History and exam
Key diagnostic factors
common
presence of risk factors
Key risk factors include recent trauma, coagulopathy or anticoagulant use, and advanced age (>65 years).
evidence of trauma
Physical signs of trauma on the face, head, and neck are looked for. Scalp and face abrasions, lacerations, avulsions, or ecchymosis are important to note.
headache
May be a sign of increased intracranial pressure, but is also a common symptom in the absence of increased intracranial pressure (e.g., due to meningeal irritation).
nausea/vomiting
May be a sign of increased intracranial pressure.
diminished eye response
Forms part of the Glasgow Coma Scale, and ranges from spontaneous to none. Anisocoria (unequal pupil size) may be a sign of brainstem herniation.
diminished verbal response
Forms part of the Glasgow Coma Scale, and ranges from orientated, fluent, and coherent through to none. More difficult to assess in ventilated patients.
diminished motor response
Forms part of the Glasgow Coma Scale, and ranges from obeys commands to none. If the patient is able to follow commands, more subtle indicators of impaired motor function (e.g., the presence of a pronator drift) may be noted.
confusion
May be a sign of increased intracranial pressure or increasing midline shift.
Other diagnostic factors
common
loss of consciousness/decreased alertness
A sign of midline shift and herniation, which may be caused by subdural haematoma.
seizure
A sign of parenchymal irritation, which may be caused by subdural haematoma.
loss of bowel and bladder continence
Can occur in the setting of seizures or as cerebral dysfunction caused by subdural haematoma.
localised weakness
A sign of parenchymal dysfunction caused by subdural haematoma.
sensory changes
A sign of parenchymal dysfunction caused by subdural haematoma.
cognition changes
Can be a sign of parenchymal dysfunction or indicate a decline in level of alertness, in the setting of herniation caused by subdural haematoma.
speech or vision changes
A sign of cortical dysfunction caused by subdural haematoma.
otorrhoea
May indicate occult basilar skull fracture.
rhinorrhoea
May indicate occult basilar skull fracture.
Risk factors
strong
recent trauma
Often obvious in the case of acute subdural haematoma (SDH), although may be trivial trauma (e.g., falls or bumps to the head) and not always recognised or reported.
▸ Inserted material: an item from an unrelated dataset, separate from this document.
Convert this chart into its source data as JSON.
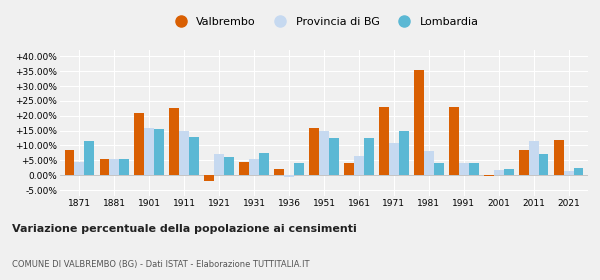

Trivial trauma becomes especially important for patients taking anticoagulants. Patients with chronic SDHs may provide a history of frequent falls. A preceding traumatic event has been identified in a range of 50% to 77% of cases of chronic SDH.[26]
coagulopathy and anticoagulant use
Risk factor for spontaneous, traumatic acute and chronic SDH.[10][13][14][28][29]
History-taking should include questions about use of antiplatelets or anticoagulants, easy bruising, or difficulty stopping bleeding from small cuts or scrapes. One case-control study found the highest odds of SDH was associated with combined use of a vitamin K antagonist and an antiplatelet drug.[14]